The crisis has been building for years, the result of government complacency and a clash between an industry that wanted to deregulate gas prices and a Congress that refused to do so.... Natural-gas companies have long contended that an unduly severe winter weather could create perilous shortages. Since 1967, America's natural-gas reserves have decreased more than 25 per cent, and the gas companies have maintained that stringent price controls have denied them the profits necessary to finance new exploration and drilling. Opponents of deregulation, fearful of raising energy prices in the midst of a recession, charged that the industry was crying wolf.That debate continued last week, with some still charging that the gas companies were holding back supplies to prod Congress into ending controls.
The Effects of Wellhead Price Controls 1954-1978
All three of these systems of price control discussed above [you can read that history at the link - JG] had disastrous effects on the natural gas market in the United States. The artificially low price ceilings that had been set since 1954 had a number of outcomes in the market, coming to bear in the late 60s and 70s. Because the set rates for natural gas were below the market value of that gas, demand surged. The low prices of natural gas, as set by the FPC, meant that consumers were receiving good value for their money. This combined with the oil price surges experienced during the OPEC crisis in the 70s made natural gas an even more attractive fuel.
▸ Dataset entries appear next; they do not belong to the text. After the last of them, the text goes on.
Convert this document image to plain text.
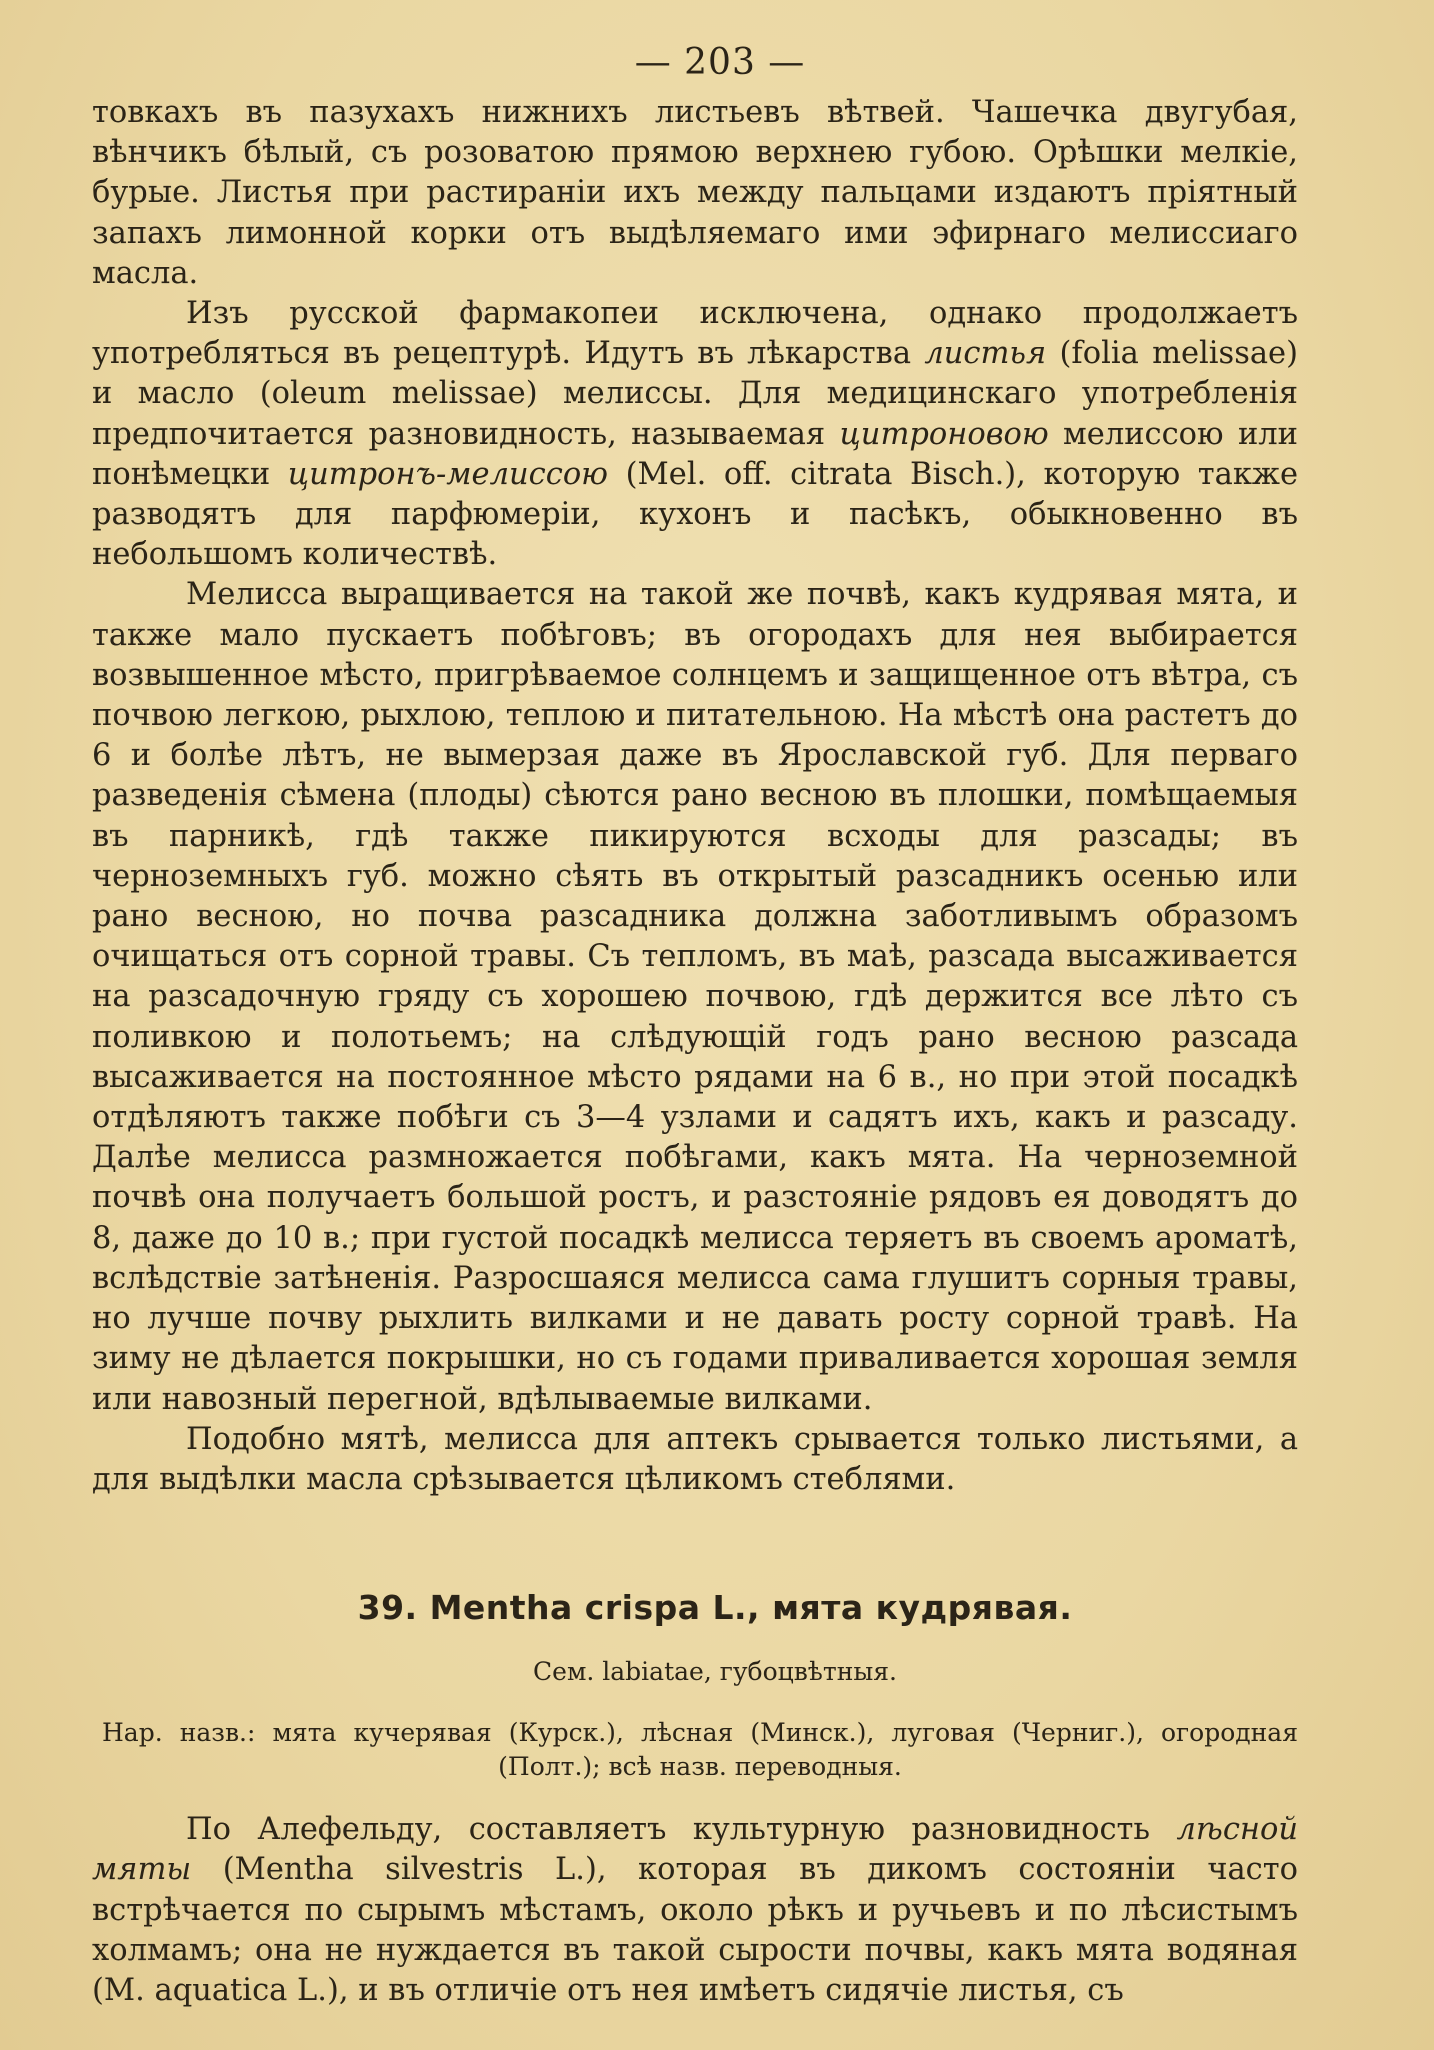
— 203 —

товкахъ въ пазухахъ нижнихъ листьевъ вѣтвей. Чашечка двугубая, вѣнчикъ бѣлый, съ розоватою прямою верхнею губою. Орѣшки мелкіе, бурые. Листья при растираніи ихъ между пальцами издаютъ пріятный запахъ лимонной корки отъ выдѣляемаго ими эфирнаго мелиссиаго масла.

Изъ русской фармакопеи исключена, однако продолжаетъ употребляться въ рецептурѣ. Идутъ въ лѣкарства листья (folia melissae) и масло (oleum melissae) мелиссы. Для медицинскаго употребленія предпочитается разновидность, называемая цитроновою мелиссою или понѣмецки цитронъ-мелиссою (Mel. off. citrata Bisch.), которую также разводятъ для парфюмеріи, кухонъ и пасѣкъ, обыкновенно въ небольшомъ количествѣ.

Мелисса выращивается на такой же почвѣ, какъ кудрявая мята, и также мало пускаетъ побѣговъ; въ огородахъ для нея выбирается возвышенное мѣсто, пригрѣваемое солнцемъ и защищенное отъ вѣтра, съ почвою легкою, рыхлою, теплою и питательною. На мѣстѣ она растетъ до 6 и болѣе лѣтъ, не вымерзая даже въ Ярославской губ. Для перваго разведенія сѣмена (плоды) сѣются рано весною въ плошки, помѣщаемыя въ парникѣ, гдѣ также пикируются всходы для разсады; въ черноземныхъ губ. можно сѣять въ открытый разсадникъ осенью или рано весною, но почва разсадника должна заботливымъ образомъ очищаться отъ сорной травы. Съ тепломъ, въ маѣ, разсада высаживается на разсадочную гряду съ хорошею почвою, гдѣ держится все лѣто съ поливкою и полотьемъ; на слѣдующій годъ рано весною разсада высаживается на постоянное мѣсто рядами на 6 в., но при этой посадкѣ отдѣляютъ также побѣги съ 3—4 узлами и садятъ ихъ, какъ и разсаду. Далѣе мелисса размножается побѣгами, какъ мята. На черноземной почвѣ она получаетъ большой ростъ, и разстояніе рядовъ ея доводятъ до 8, даже до 10 в.; при густой посадкѣ мелисса теряетъ въ своемъ ароматѣ, вслѣдствіе затѣненія. Разросшаяся мелисса сама глушитъ сорныя травы, но лучше почву рыхлить вилками и не давать росту сорной травѣ. На зиму не дѣлается покрышки, но съ годами приваливается хорошая земля или навозный перегной, вдѣлываемые вилками.

Подобно мятѣ, мелисса для аптекъ срывается только листьями, а для выдѣлки масла срѣзывается цѣликомъ стеблями.

39. Mentha crispa L., мята кудрявая.
Сем. labiatae, губоцвѣтныя.
Нар. назв.: мята кучерявая (Курск.), лѣсная (Минск.), луговая (Черниг.), огородная (Полт.); всѣ назв. переводныя.

По Алефельду, составляетъ культурную разновидность лѣсной мяты (Mentha silvestris L.), которая въ дикомъ состояніи часто встрѣчается по сырымъ мѣстамъ, около рѣкъ и ручьевъ и по лѣсистымъ холмамъ; она не нуждается въ такой сырости почвы, какъ мята водяная (M. aquatica L.), и въ отличіе отъ нея имѣетъ сидячіе листья, съ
However, at the same time, there was little incentive for natural gas producers to devote the money required to explore for and produce new natural gas reserves. The selling price for natural gas was so low, it simply wasn’t worth it for the producers. Producers also saw little incentive to search for new reserves. While the price at which they could sell interstate gas was fixed, the finding and development costs for establishing new reserves was as variable and unpredictable as ever. Producers saw little reason to engage in the exploration of new reserves that would cost more to find than they could be sold for under FPC wellhead price control. [the Federal Power Commission - the FPC, which had been created in 1920 with the passage of the Federal Water Power Act - JG]
However, the FPC only regulated producer wellhead prices for natural gas destined for the interstate market, leaving natural gas sales within the intrastate market relatively free of regulation. So while demand was surging nationwide, economic incentives did not exist for producers to ship their gas across state lines. They could sell it at a much higher price to intrastate bidders. In 1965, a third of the nations proved reserves were earmarked for intrastate consumers; by 1975, almost half of the proved reserves were committed to intrastate consumers.
This resulted in natural gas reaching consumers in the producing states, while the consuming states were experiencing natural gas supply shortages. In fact, in 1976 and 1977, many schools and factories in the Midwest were forced to close, due to a shortage of natural gas to run their facilities. Meanwhile, in the producing states, virtually no shortage was felt, due to the thriving intrastate market satisfying natural gas demand in these states. This led to certain ‘curtailment’ policies, advocated by the FPC and state utility regulators. These policies essentially set a schedule of priority, directing distributors and transporters to curtail supplies to certain customers who were deemed ‘low priority’. However, these policies resulted in numerous litigation suits and FPC proceedings that turned out to be extremely complicated and time consuming. Realizing that something must be done at the federal level to reduce the strain of these supply shortages and demand surges, Congress enacted the Natural Gas Policy Act in 1978.
As the fight among the net producers went back and forth, the people in states like Texas sported bumper sticks showing their general animosity:
"Let the bastards freeze in the dark” (or “Let the Yankee bastards freeze in the dark” or “Let them freeze in the dark") and “Drive 80 mph and freeze a Yankee” (or “Drive 90 mph and freeze a Yankee” or “Drive fast and freeze a Yankee") were bumper stickers that were popular in Texas during the 1973-74 energy crisis.
The bumper sticker “Let them freeze in the dark” appears to have started by a Wyoming company in February 1973. Energy prices were rising, but toughened environmental laws prevented finding more energy sources. The “them” were the environmentalists.
Texans had other reasons (besides environmental restrictions on energy) for “freezing Yankees” in 1973-74. Federal regulations had required supplying Northeast customers with oil and natural gas at regulated prices. Also, Northeast politicians had suggested that Texans should have conserved energy during this out-of-state energy giveaway. The “Drive 80 mph and freeze a Yankee” bumper stickers were popular in Houston at this time.
The dates for this show these bumper stickers were popular in the early 1970s, but I suspect they were either still affixed to those bumpers, or they bought more.
South Carolina, which was a predominantly Democrat state at the time, attempted to do its part. The University of South Carolina, where I was attending, decided to switch their power generating plants from natural gas to fuel oil (dual fuel boilers are very common).
I still remember a friend of mine, while I was walking to my next class, came running up to me yelling "Hey, guess what!! The University is shutting down! We ran out of fuel oil!!"
Yes. The university shut down early for the Christmas holidays and opened back up in late January (if my memory is correct).